It’s an intense environment when caring for someone who’s dying. The family, caregivers, pets, neighbors and at times people who want to impose their life’s horror stories are usually weary, grieving and not used to simply waiting. As the clock ticks the precious time away, I need to draw all my reserves to remain patient, tactful and be part of the solution to any problem that may show up.
But last week it was too ridiculous. I was shocked, disappointed and super angry. I had a private hospice patient in a world-renowned cancer facility. The Palliative Care team was assigned to assess his pain; of course that’s what they do, right?
But…they had no idea what to do. (No, I’m not going to soften this)
They addressed his pain control with paranoia and a fluffiness that made me furious. At home, my patient was in perfect pain control on Methadone and as soon as he was admitted for vomiting, they changed his pain medication. Then, three days later when he was out of his mind with pain and disorientation, they assumed he was perforating and cranked up everything, As soon as I entered his room I knew he wasn’t as they said in front of he and his family- “Perfing.” There was lots of old blood on his sheets from his disconnecting his IV from the hub; the bright overhead lights were on, and he was sweaty and uncovered. He was quiet– no…he was zonked. There’s a big difference between someone who is comfortably sleeping and someone who is drugged to practical coma.
I asked the nurse if his appearance was acceptable to them. She said yes. I asked for new bedding and told them that I was going to change his sheets, then asked the very kind cleaning person to get me a table lamp. I turned off the overhead lights, and gently, calmly changed the sheets. His four children were there so I couldn’t go on a rant, but they could see that I was disturbed by the ignorance of the medical team.
We went out in the hallway and I tactfully asked them questions that they would not answer. I asked them why they took him off Methadone. They looked at the floor. I asked them why he wasn’t on Hospice care after he requested it as soon as he was admitted. They looked at the floor.

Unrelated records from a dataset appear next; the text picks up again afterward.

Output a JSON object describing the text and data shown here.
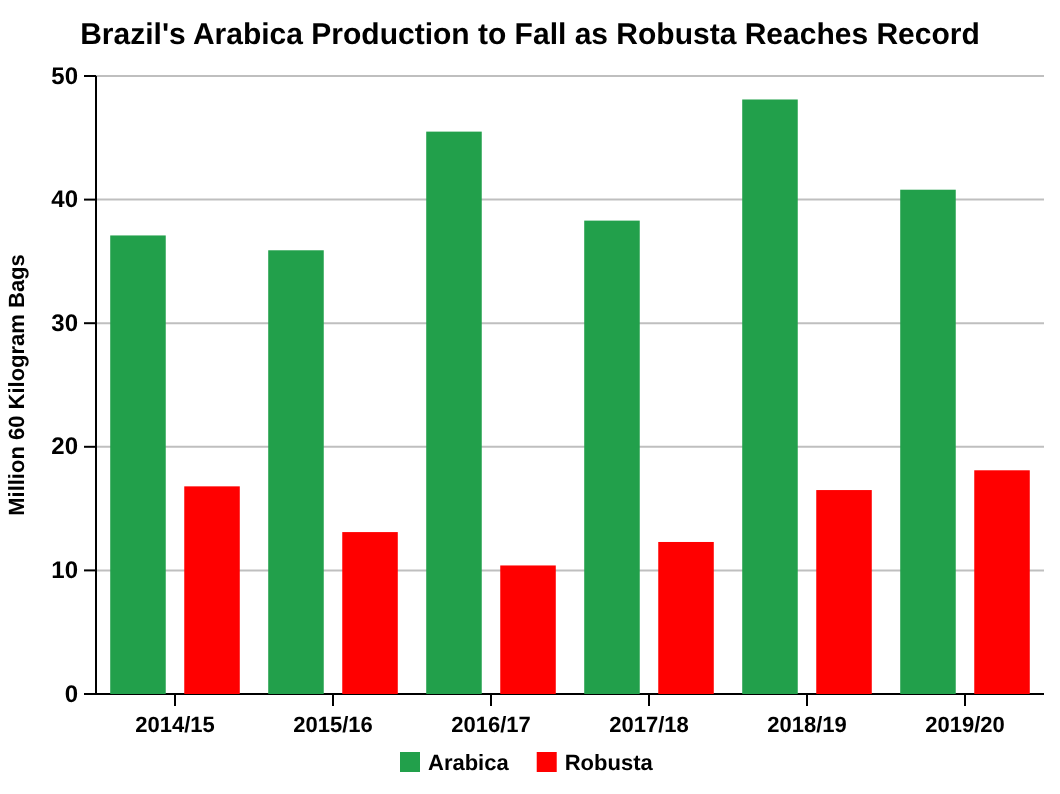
{
  "chart_data": {
    "type": "bar",
    "title": "Brazil's Arabica Production to Fall as Robusta Reaches Record",
    "ylabel": "Million 60 Kilogram Bags",
    "categories": [
      "2014/15",
      "2015/16",
      "2016/17",
      "2017/18",
      "2018/19",
      "2019/20"
    ],
    "series": [
      {
        "name": "Arabica",
        "color": "#22a04b",
        "values": [
          37.1,
          35.9,
          45.5,
          38.3,
          48.1,
          40.8
        ]
      },
      {
        "name": "Robusta",
        "color": "#ff0000",
        "values": [
          16.8,
          13.1,
          10.4,
          12.3,
          16.5,
          18.1
        ]
      }
    ],
    "ylim": [
      0,
      50
    ],
    "yticks": [
      0,
      10,
      20,
      30,
      40,
      50
    ],
    "grid": "y",
    "legend": "bottom"
  }
}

I knew it was about money because the family gave me full permission to have access to his medical records, so their silence was not about breaching confidentiality.
MEDICAL CARE IS ABOUT MONEY AND AVOIDING LAWSUITS.
The public must begin speaking up. I’m furious and disappointed.
My patient died in the hospital with an intravenous pump in his chest, beeping alarms, hospital gown, and rushed nurses and paranoid doctors. I had many compassionate discussions with my patient. Perhaps the student nurses learned about serving the dying as they helped me with his care. (BTW, he wasn’t perforating.)
Why are we so numb and dead? Why? Why? Why do we allow them to make us feel powerless? How dare they! Without patients there would be no job for them.